Posted in Friendly Philosophy, Music, and Top 40 Philosophy

I began Top 40 Philosophy with Taylor Swift, and yesterday I had finally made my way down the chart to Tove Lo’s “Habits (Stay High).” Next up would be “Bang Bang,” by Jessie J et. al., but I don’t have the energy to redeem that song at the moment. Instead, let’s jump back to the year I graduated high school and entered college.

Dave Grohl made headlines last week for saying something about Taylor Swift and Spotify, and since Taylor Swift gave us our first post, let’s give Mr. Grohl our first “flashback” post. Here, then, is the Foo Fighter’s (now-classic), “My Hero” (which somehow only made it to #6 on the Billboard modern rock chart).

This song belongs to what we Christians call the “Praise & Worship” genre — except it is praise of a human, not a deity. Contemporary American hero-worship songs are normally found in country music and are likely to be about warriors, like the ballads of old. Now that I think about it, however, not every Praise & Worship song is about a hero. The most well-populated class of P&W songs are what we might call “Self-Worship” or “We-Worship.” Just listen to metal (see AC/DC’s “T.N.T.“) or hip-hop (see my post on Bobby Shmurda) if you don’t believe me.

In any event, songs like “My Hero” are rare in rock. And, ironically, what’s especially rare about the song is that Mr. Grohl’s hero is completely “ordinary.” (You never see his face in the video.) He’s not a warrior and he’s not from the distant past. He simply “bled it out” while everyone else “petered out.”

Perhaps there is no irony here, however. An ordinary person is exactly the kind of hero you would expect from an alternative rock band. Alternative began as a folk/punk revolt against the elitism of 80s metal. Especially in its Nirvana incarnation (the band that first introduced Grohl to the world), alternative rock was music anyone could play. It took rock down off the stage and gave it back to the audience, like Martin Luther had tried to do with church music.
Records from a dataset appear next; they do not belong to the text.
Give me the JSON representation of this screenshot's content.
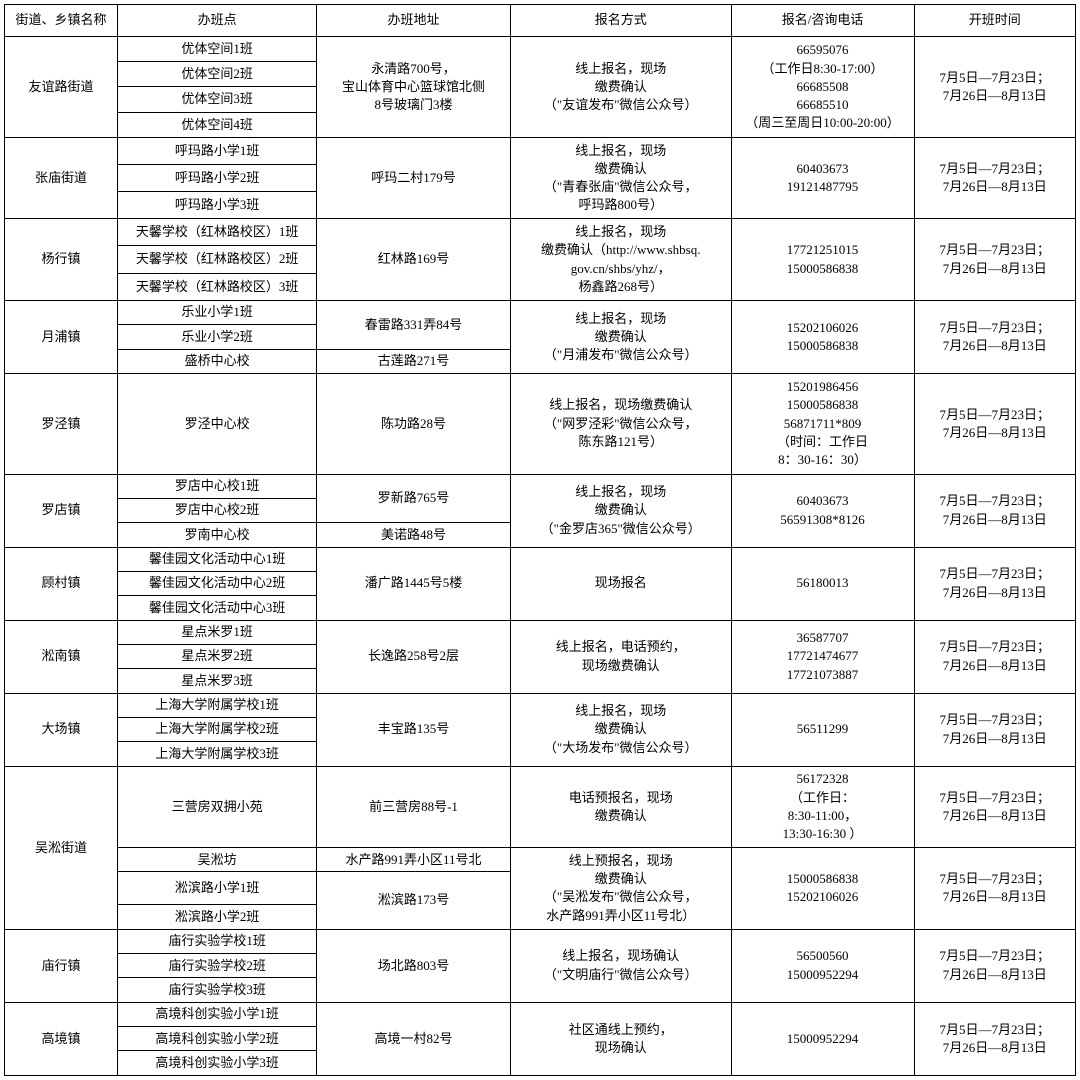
{
  "headers": {
    "area": "街道、乡镇名称",
    "site": "办班点",
    "addr": "办班地址",
    "method": "报名方式",
    "phone": "报名/咨询电话",
    "time": "开班时间"
  },
  "groups": [
    {
      "area": "友谊路街道",
      "sites": [
        "优体空间1班",
        "优体空间2班",
        "优体空间3班",
        "优体空间4班"
      ],
      "addrs": [
        {
          "text": "永清路700号，\n宝山体育中心篮球馆北侧\n8号玻璃门3楼",
          "span": 4
        }
      ],
      "methods": [
        {
          "text": "线上报名，现场\n缴费确认\n（\"友谊发布\"微信公众号）",
          "span": 4
        }
      ],
      "phones": [
        {
          "text": "66595076\n（工作日8:30-17:00）\n66685508\n66685510\n（周三至周日10:00-20:00）",
          "span": 4
        }
      ],
      "times": [
        {
          "text": "7月5日—7月23日；\n7月26日—8月13日",
          "span": 4
        }
      ]
    },
    {
      "area": "张庙街道",
      "sites": [
        "呼玛路小学1班",
        "呼玛路小学2班",
        "呼玛路小学3班"
      ],
      "addrs": [
        {
          "text": "呼玛二村179号",
          "span": 3
        }
      ],
      "methods": [
        {
          "text": "线上报名，现场\n缴费确认\n（\"青春张庙\"微信公众号，\n呼玛路800号）",
          "span": 3
        }
      ],
      "phones": [
        {
          "text": "60403673\n19121487795",
          "span": 3
        }
      ],
      "times": [
        {
          "text": "7月5日—7月23日；\n7月26日—8月13日",
          "span": 3
        }
      ]
    },
    {
      "area": "杨行镇",
      "sites": [
        "天馨学校（红林路校区）1班",
        "天馨学校（红林路校区）2班",
        "天馨学校（红林路校区）3班"
      ],
      "addrs": [
        {
          "text": "红林路169号",
          "span": 3
        }
      ],
      "methods": [
        {
          "text": "线上报名，现场\n缴费确认（http://www.shbsq.\ngov.cn/shbs/yhz/，\n杨鑫路268号）",
          "span": 3
        }
      ],
      "phones": [
        {
          "text": "17721251015\n15000586838",
          "span": 3
        }
      ],
      "times": [
        {
          "text": "7月5日—7月23日；\n7月26日—8月13日",
          "span": 3
        }
      ]
    },
    {
      "area": "月浦镇",
      "sites": [
        "乐业小学1班",
        "乐业小学2班",
        "盛桥中心校"
      ],
      "addrs": [
        {
          "text": "春雷路331弄84号",
          "span": 2
        },
        {
          "text": "古莲路271号",
          "span": 1
        }
      ],
      "methods": [
        {
          "text": "线上报名，现场\n缴费确认\n（\"月浦发布\"微信公众号）",
          "span": 3
        }
      ],
      "phones": [
        {
          "text": "15202106026\n15000586838",
          "span": 3
        }
      ],
      "times": [
        {
          "text": "7月5日—7月23日；\n7月26日—8月13日",
          "span": 3
        }
      ]
    },
    {
      "area": "罗泾镇",
      "sites": [
        "罗泾中心校"
      ],
      "addrs": [
        {
          "text": "陈功路28号",
          "span": 1
        }
      ],
      "methods": [
        {
          "text": "线上报名，现场缴费确认\n（\"网罗泾彩\"微信公众号，\n陈东路121号）",
          "span": 1
        }
      ],
      "phones": [
        {
          "text": "15201986456\n15000586838\n56871711*809\n（时间：工作日\n8：30-16：30）",
          "span": 1
        }
      ],
      "times": [
        {
          "text": "7月5日—7月23日；\n7月26日—8月13日",
          "span": 1
        }
      ]
    },
    {
      "area": "罗店镇",
      "sites": [
        "罗店中心校1班",
        "罗店中心校2班",
        "罗南中心校"
      ],
      "addrs": [
        {
          "text": "罗新路765号",
          "span": 2
        },
        {
          "text": "美诺路48号",
          "span": 1
        }
      ],
      "methods": [
        {
          "text": "线上报名，现场\n缴费确认\n（\"金罗店365\"微信公众号）",
          "span": 3
        }
      ],
      "phones": [
        {
          "text": "60403673\n56591308*8126",
          "span": 3
        }
      ],
      "times": [
        {
          "text": "7月5日—7月23日；\n7月26日—8月13日",
          "span": 3
        }
      ]
    },
    {
      "area": "顾村镇",
      "sites": [
        "馨佳园文化活动中心1班",
        "馨佳园文化活动中心2班",
        "馨佳园文化活动中心3班"
      ],
      "addrs": [
        {
          "text": "潘广路1445号5楼",
          "span": 3
        }
      ],
      "methods": [
        {
          "text": "现场报名",
          "span": 3
        }
      ],
      "phones": [
        {
          "text": "56180013",
          "span": 3
        }
      ],
      "times": [
        {
          "text": "7月5日—7月23日；\n7月26日—8月13日",
          "span": 3
        }
      ]
    },
    {
      "area": "淞南镇",
      "sites": [
        "星点米罗1班",
        "星点米罗2班",
        "星点米罗3班"
      ],
      "addrs": [
        {
          "text": "长逸路258号2层",
          "span": 3
        }
      ],
      "methods": [
        {
          "text": "线上报名，电话预约，\n现场缴费确认",
          "span": 3
        }
      ],
      "phones": [
        {
          "text": "36587707\n17721474677\n17721073887",
          "span": 3
        }
      ],
      "times": [
        {
          "text": "7月5日—7月23日；\n7月26日—8月13日",
          "span": 3
        }
      ]
    },
    {
      "area": "大场镇",
      "sites": [
        "上海大学附属学校1班",
        "上海大学附属学校2班",
        "上海大学附属学校3班"
      ],
      "addrs": [
        {
          "text": "丰宝路135号",
          "span": 3
        }
      ],
      "methods": [
        {
          "text": "线上报名，现场\n缴费确认\n（\"大场发布\"微信公众号）",
          "span": 3
        }
      ],
      "phones": [
        {
          "text": "56511299",
          "span": 3
        }
      ],
      "times": [
        {
          "text": "7月5日—7月23日；\n7月26日—8月13日",
          "span": 3
        }
      ]
    },
    {
      "area": "吴淞街道",
      "sites": [
        "三营房双拥小苑",
        "吴淞坊",
        "淞滨路小学1班",
        "淞滨路小学2班"
      ],
      "addrs": [
        {
          "text": "前三营房88号-1",
          "span": 1
        },
        {
          "text": "水产路991弄小区11号北",
          "span": 1
        },
        {
          "text": "淞滨路173号",
          "span": 2
        }
      ],
      "methods": [
        {
          "text": "电话预报名，现场\n缴费确认",
          "span": 1
        },
        {
          "text": "线上预报名，现场\n缴费确认\n（\"吴淞发布\"微信公众号，\n水产路991弄小区11号北）",
          "span": 3
        }
      ],
      "phones": [
        {
          "text": "56172328\n（工作日：\n8:30-11:00，\n13:30-16:30 ）",
          "span": 1
        },
        {
          "text": "15000586838\n15202106026",
          "span": 3
        }
      ],
      "times": [
        {
          "text": "7月5日—7月23日；\n7月26日—8月13日",
          "span": 1
        },
        {
          "text": "7月5日—7月23日；\n7月26日—8月13日",
          "span": 3
        }
      ]
    },
    {
      "area": "庙行镇",
      "sites": [
        "庙行实验学校1班",
        "庙行实验学校2班",
        "庙行实验学校3班"
      ],
      "addrs": [
        {
          "text": "场北路803号",
          "span": 3
        }
      ],
      "methods": [
        {
          "text": "线上报名，现场确认\n（\"文明庙行\"微信公众号）",
          "span": 3
        }
      ],
      "phones": [
        {
          "text": "56500560\n15000952294",
          "span": 3
        }
      ],
      "times": [
        {
          "text": "7月5日—7月23日；\n7月26日—8月13日",
          "span": 3
        }
      ]
    },
    {
      "area": "高境镇",
      "sites": [
        "高境科创实验小学1班",
        "高境科创实验小学2班",
        "高境科创实验小学3班"
      ],
      "addrs": [
        {
          "text": "高境一村82号",
          "span": 3
        }
      ],
      "methods": [
        {
          "text": "社区通线上预约，\n现场确认",
          "span": 3
        }
      ],
      "phones": [
        {
          "text": "15000952294",
          "span": 3
        }
      ],
      "times": [
        {
          "text": "7月5日—7月23日；\n7月26日—8月13日",
          "span": 3
        }
      ]
    }
  ]
}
The musicians who created alternative rock were extremely talented of course, but they presented themselves as people anyone could be like. And isn’t “Someone I Want to Be Like” what a hero is?

Alternative rock taught people that you could be both ordinary and valuable at the same time. You don’t have to be exceptional to be good. I, for one, find this worldview very attractive.